Considérant ce qui suit :

1. Le maire de la commune de I...(Martinique) a refusé par un arrêté du 31 juillet 2014 le permis sollicité par M. B...A...E...le 3 février 2014 pour la construction d'un restaurant-bar sur la parcelle cadastrée section C n° 1968 située lieu-dit Rivière la Manche - Bonne Mère et située en zone NC du plan d'occupation des sols de la commune. Le pétitionnaire, malgré un arrêté interruptif de travaux pris par la commune le 7 avril 2014, a achevé la construction du bâtiment, qu'il a commencé à exploiter sous l'enseigne " Le bout du monde ", avant de faire l'objet d'une fermeture administrative pour une durée de six mois ordonnée par le préfet le 19 décembre 2014. Le maire de I...a délivré le 17 avril 2015 à MM. B... et C...A...E...un permis de construire pour l'édification d'un " centre agritouristique " d'une surface de plancher de 185 mètres carrés sur le même terrain reprenant le bâtiment existant, ainsi que sur la parcelle voisine no 1969. Le préfet de la Martinique, dans une lettre d'observation valant recours gracieux du 28 avril 2015 réceptionnée en mairie le même jour, a demandé au maire de retirer ce permis accordé selon lui en méconnaissance des dispositions du plan d'occupation des sols et du plan de prévention des risques d'inondations. En l'absence de réponse du maire, une décision implicite de rejet de ce recours gracieux est née le 29 juin 2016. Le tribunal administratif de la Martinique a été saisi le 29 août 2016 d'un déféré préfectoral tendant à l'annulation de ce permis. Par deux requêtes enregistrées respectivement sous les n° 16BX03616 et 16BX03905, MM. B...et C...A...E...d'une part, et la commune de I...d'autre part, relèvent appel du jugement du 6 octobre 2016 par lequel le tribunal administratif de la Martinique, après avoir rejeté l'intervention du Collectif des justiciables martiniquais mécontents, a fait droit au déféré du préfet et annulé le permis de construire en litige.

Sur la jonction :

2. Les requêtes n° 16BX03616 et 16BX03905 sont dirigées contre le même jugement. Il y a lieu de les joindre pour statuer par un seul arrêt.

Sur la régularité du jugement :

3. Aux termes de l'article R. 611-1 du code de justice administrative : " (...) La requête, le mémoire complémentaire annoncé dans la requête et le premier mémoire de chaque défendeur sont communiqués aux parties avec les pièces jointes dans les conditions prévues aux articles R. 611-3, R. 611-5 et R. 611-6. / Les répliques, autres mémoires et pièces sont communiqués s'ils contiennent des éléments nouveaux ". Il résulte de ces dispositions, destinées à garantir le caractère contradictoire de l'instruction, que la méconnaissance de l'obligation de communiquer un mémoire ou une pièce contenant des éléments nouveaux est en principe de nature à entacher la procédure d'irrégularité. Il n'en va autrement que dans le cas où il ressort des pièces du dossier que, dans les circonstances de l'espèce, cette méconnaissance n'a pu préjudicier aux droits des parties.

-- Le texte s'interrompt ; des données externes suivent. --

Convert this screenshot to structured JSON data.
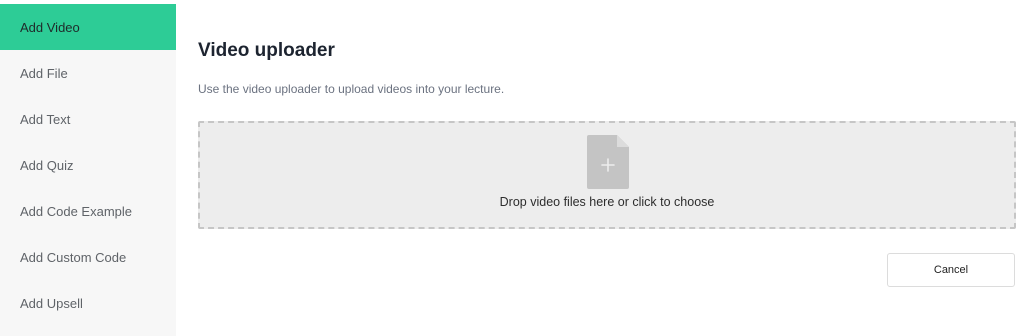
{
  "sidebar": {
    "items": [
      {
        "label": "Add Video",
        "active": true
      },
      {
        "label": "Add File",
        "active": false
      },
      {
        "label": "Add Text",
        "active": false
      },
      {
        "label": "Add Quiz",
        "active": false
      },
      {
        "label": "Add Code Example",
        "active": false
      },
      {
        "label": "Add Custom Code",
        "active": false
      },
      {
        "label": "Add Upsell",
        "active": false
      }
    ]
  },
  "main": {
    "title": "Video uploader",
    "description": "Use the video uploader to upload videos into your lecture.",
    "dropzone": {
      "icon": "file-add-icon",
      "text": "Drop video files here or click to choose"
    },
    "cancel_label": "Cancel"
  },
  "colors": {
    "accent": "#2dcc96",
    "sidebar_bg": "#f7f7f7",
    "dropzone_bg": "#ededed",
    "dropzone_border": "#c6c6c6",
    "icon": "#c4c4c4"
  }
}
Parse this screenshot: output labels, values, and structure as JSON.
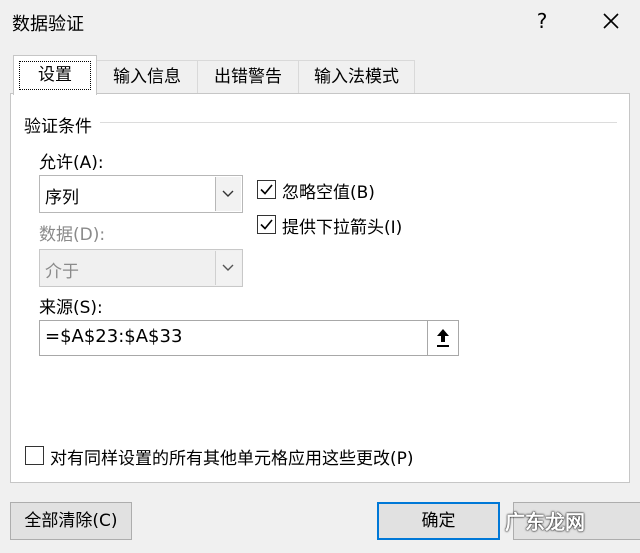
{
  "dialog": {
    "title": "数据验证",
    "help": "?"
  },
  "tabs": [
    {
      "label": "设置",
      "active": true
    },
    {
      "label": "输入信息",
      "active": false
    },
    {
      "label": "出错警告",
      "active": false
    },
    {
      "label": "输入法模式",
      "active": false
    }
  ],
  "settings": {
    "group_title": "验证条件",
    "allow_label": "允许(A):",
    "allow_value": "序列",
    "data_label": "数据(D):",
    "data_value": "介于",
    "ignore_blank_label": "忽略空值(B)",
    "ignore_blank_checked": true,
    "dropdown_label": "提供下拉箭头(I)",
    "dropdown_checked": true,
    "source_label": "来源(S):",
    "source_value": "=$A$23:$A$33",
    "apply_all_label": "对有同样设置的所有其他单元格应用这些更改(P)",
    "apply_all_checked": false
  },
  "buttons": {
    "clear_all": "全部清除(C)",
    "ok": "确定"
  },
  "watermark": "广东龙网"
}
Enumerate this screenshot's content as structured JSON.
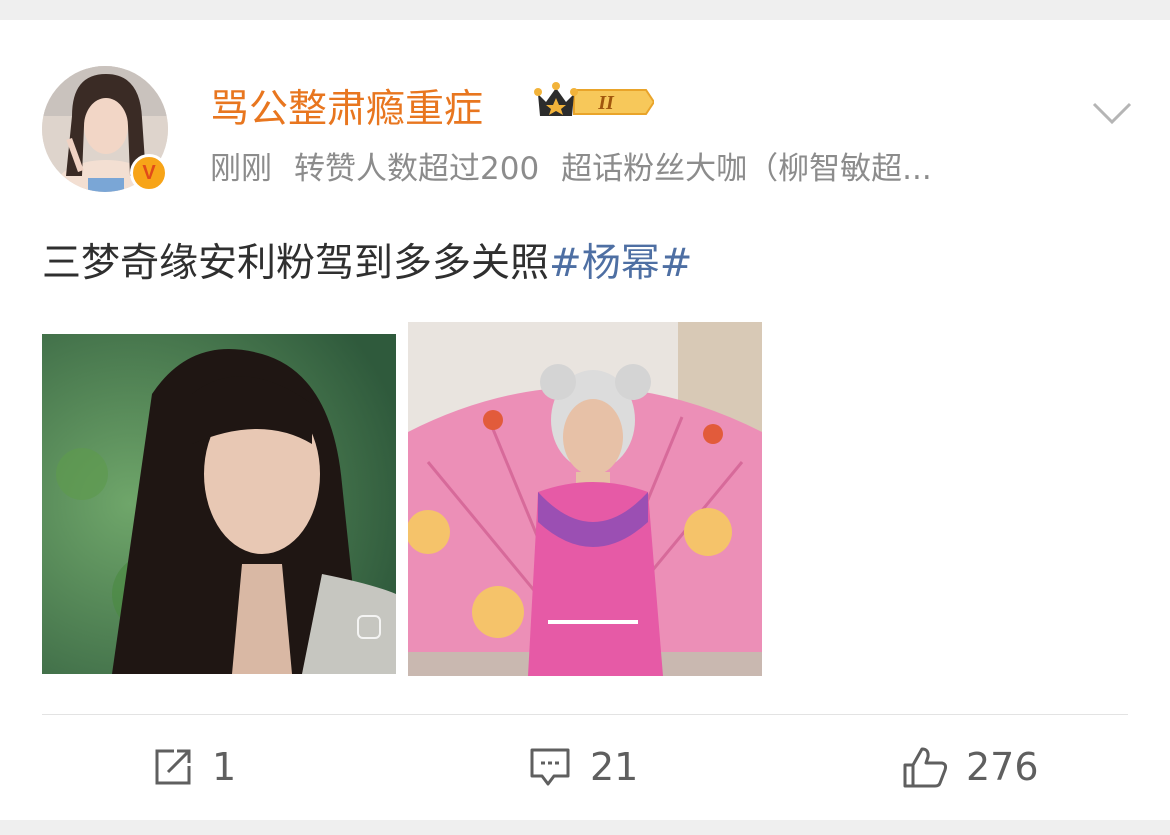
{
  "post": {
    "author": {
      "name": "骂公整肃瘾重症",
      "verified_label": "V",
      "fan_level": "II"
    },
    "meta": {
      "time": "刚刚",
      "repost_note": "转赞人数超过200",
      "super_topic": "超话粉丝大咖（柳智敏超..."
    },
    "text": "三梦奇缘安利粉驾到多多关照",
    "topic": "#杨幂#",
    "images": [
      {
        "name": "woman-portrait-green-background"
      },
      {
        "name": "pink-cosplay-with-fan"
      }
    ]
  },
  "actions": {
    "repost_count": "1",
    "comment_count": "21",
    "like_count": "276"
  },
  "colors": {
    "username": "#e8761f",
    "topic": "#4e6fa3",
    "meta": "#8c8c8c",
    "text": "#2f2f2f"
  }
}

4. Il ressort des pièces du dossier de première instance et de la consultation de l'application Sagace que la clôture de l'instruction est intervenue trois jours avant l'audience fixée, après renvoi, le 29 septembre 2016. Les mémoires du préfet enregistrés les 30 juin 2016 et 16 septembre 2016 répondaient aux moyens de défense soulevés par les appelants et nécessitaient une communication aux parties en application de l'article R. 611-1 du code de justice administrative. En outre, le mémoire de la commune deI..., enregistré le 23 septembre 2016 et qui n'a pas été communiqué, soulevait un moyen de défense nouveau tiré de l'insuffisante notification du recours gracieux à un seul des pétitionnaires, qui nécessitait un débat. Par suite, la commune de I...est fondée à soutenir que le jugement a été rendu à la suite d'une procédure irrégulière et à en demander, pour ce motif, l'annulation. Il y a lieu, dans les circonstances de l'espèce, d'évoquer et de statuer immédiatement sur le déféré préfectoral.

Sur l'intervention :

5. Le collectif des justiciables martiniquais mécontents a pour objet " la défense des intérêts matériels et moraux de tous les martiniquais lorsqu'ils s'estiment lésés dans leurs droits. ". Compte tenu de la nature et de l'objet du présent litige, relatif à la légalité d'un permis de construire délivré à deux particuliers, le collectif des justiciables martiniquais mécontents ne justifie pas, par son objet statutaire, d'un intérêt de nature à le rendre recevable à intervenir devant le juge de l'excès de pouvoir. Par suite, son intervention n'est pas recevable.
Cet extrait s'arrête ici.